Originally Posted by Iucounu
I think that the reason people aren't so touchy about athletic prowess is that it's easy to rationalize away any differences without affecting one's feelings about one's child. Intelligence is seen as static by most people, whereas athletic prowess is always in large part the result of tremendous amounts of physical labor.

I'll have to disagree with you here. The top athletes are born with certain advantages... height, mass, higher proportion of fast-twitch muscle fibers, etc. These are advantages that no amount of hard work can overcome, because someone born with these attributes who also works hard will win every time.

What makes sports so different from intellect is this:

- Sports performance and ability are easily measured from one person to the other. People argue with the results of an IQ test all the time, but nobody argues with the scoreboard.

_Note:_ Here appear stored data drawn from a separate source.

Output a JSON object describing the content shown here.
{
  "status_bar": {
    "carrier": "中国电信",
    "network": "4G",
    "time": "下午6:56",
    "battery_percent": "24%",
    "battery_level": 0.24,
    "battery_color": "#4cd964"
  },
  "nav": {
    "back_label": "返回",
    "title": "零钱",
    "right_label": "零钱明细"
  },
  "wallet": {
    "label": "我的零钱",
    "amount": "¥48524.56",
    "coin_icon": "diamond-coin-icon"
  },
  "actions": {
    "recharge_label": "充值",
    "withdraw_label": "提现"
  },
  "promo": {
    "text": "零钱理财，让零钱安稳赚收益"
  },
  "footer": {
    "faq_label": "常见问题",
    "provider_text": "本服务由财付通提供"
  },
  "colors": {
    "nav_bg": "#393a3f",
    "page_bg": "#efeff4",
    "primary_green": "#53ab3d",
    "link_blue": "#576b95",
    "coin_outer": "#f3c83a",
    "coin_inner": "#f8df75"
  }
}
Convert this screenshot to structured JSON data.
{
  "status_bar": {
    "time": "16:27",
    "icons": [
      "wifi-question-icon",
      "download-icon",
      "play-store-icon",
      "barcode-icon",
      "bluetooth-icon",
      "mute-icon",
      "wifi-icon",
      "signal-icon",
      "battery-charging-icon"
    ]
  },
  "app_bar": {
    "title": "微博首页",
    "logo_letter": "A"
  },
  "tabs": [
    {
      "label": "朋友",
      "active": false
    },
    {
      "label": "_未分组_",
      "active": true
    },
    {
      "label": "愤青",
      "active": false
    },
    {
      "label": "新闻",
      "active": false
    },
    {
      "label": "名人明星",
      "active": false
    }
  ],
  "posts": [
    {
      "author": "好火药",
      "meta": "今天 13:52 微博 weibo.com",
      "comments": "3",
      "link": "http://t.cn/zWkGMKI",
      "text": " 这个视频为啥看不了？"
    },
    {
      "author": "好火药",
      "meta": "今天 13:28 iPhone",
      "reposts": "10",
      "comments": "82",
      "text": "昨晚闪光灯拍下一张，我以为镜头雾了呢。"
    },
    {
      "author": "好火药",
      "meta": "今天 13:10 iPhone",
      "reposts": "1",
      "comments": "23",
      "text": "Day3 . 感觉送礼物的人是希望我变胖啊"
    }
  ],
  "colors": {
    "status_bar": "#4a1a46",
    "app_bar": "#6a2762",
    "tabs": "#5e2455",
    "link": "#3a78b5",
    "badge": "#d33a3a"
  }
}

- Sports can be non-threatening, because if your child will not be competing, then that child's performance does not impact your child. So if someone else's kid is seven feet, and yours is five, it doesn't matter that the other kid can dunk without leaving the ground, because your kid is going to go do something else. That "something else" probably involves going to college and pursuing a good job, which puts that child in competition with just about everyone else who isn't seven feet tall.

- Being bad at sports is not considered a tragic flaw. Being bad at thinking is. As a result, the overwhelming majority of people like to think of themselves as above-average in intelligence, and they don't want a reminder when they're not.